ABSTRACT

Between 2001 and the summer of 2008, oil prices increased from around $20 to nearly $150 a barrel. While prices then fell back as a result of the international financial crisis, demand for energy is still expected to grow exponentially, and many predict that oil and gas reserves are on the point of peaking. Western dependence on imported supplies is set to increase. It is estimated that the European Union’s (EU) reliance on imported energy supplies will rise from 50 to 70 per cent of energy requirements and the US’s dependence to 60 per cent by 2025 (Cordesman and Al-Rodhan 2006: 18). It is estimated that in 2035 global energy consumption will be double that of 2005, with fast-developing economies such as those of China and India hungry for ever-increasing supplies of oil and gas. Non-democratic producer states have enjoyed the succour of increased revenues and greater international leverage. Beyond short-term fluctuations in oil prices, these regimes are widely seen as strongly placed to consolidate their influence over the medium term.

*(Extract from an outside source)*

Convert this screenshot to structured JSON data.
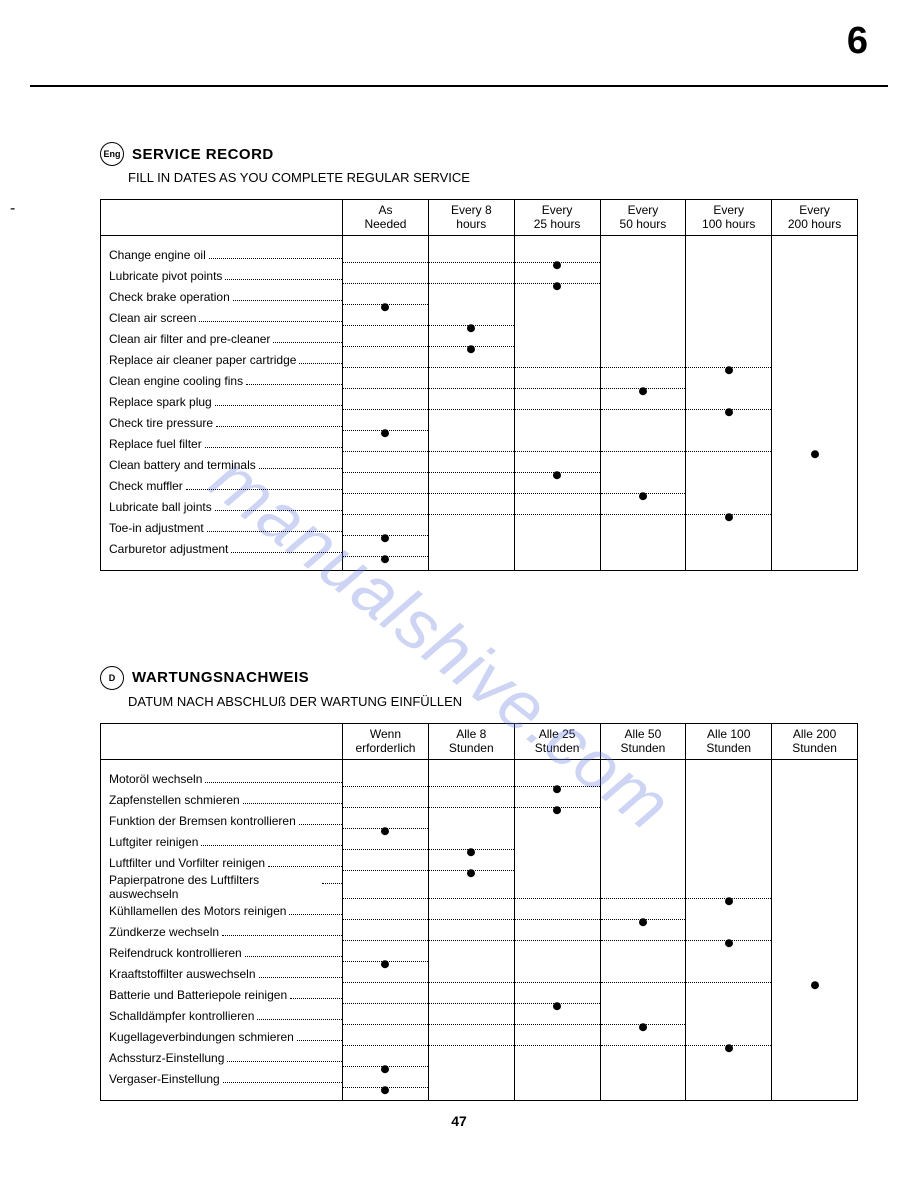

This new energy panorama raises many questions. The focus in this chapter

is on one specific issue, namely its impact on democracy. Of the diverse factors affecting democracy’s fortunes, energy would appear to present one of the most open-and-shut cases. As oil and democracy appear never to have mixed well, the new context is widely seen as a major factor quite unequivocally loading the dice even more strongly against democracy. Evidence abounds that the new energy panorama has worked and is working clearly to democracy’s disadvantage. But the chapter digs a little deeper and asks whether the equation is quite as simple, quite as black-and-white as this. Notwithstanding the negative trends associated with the changes to international energy markets, ‘the return of oil’ to international geopolitics has also served as a catalyst for more far-reaching debates over democratization and governance reform. Full-scale democratic reform may be increasingly ‘blocked by oil’ but pressure for some degree of governance reform has itself intensified in response to that same autocratic management of energy resources.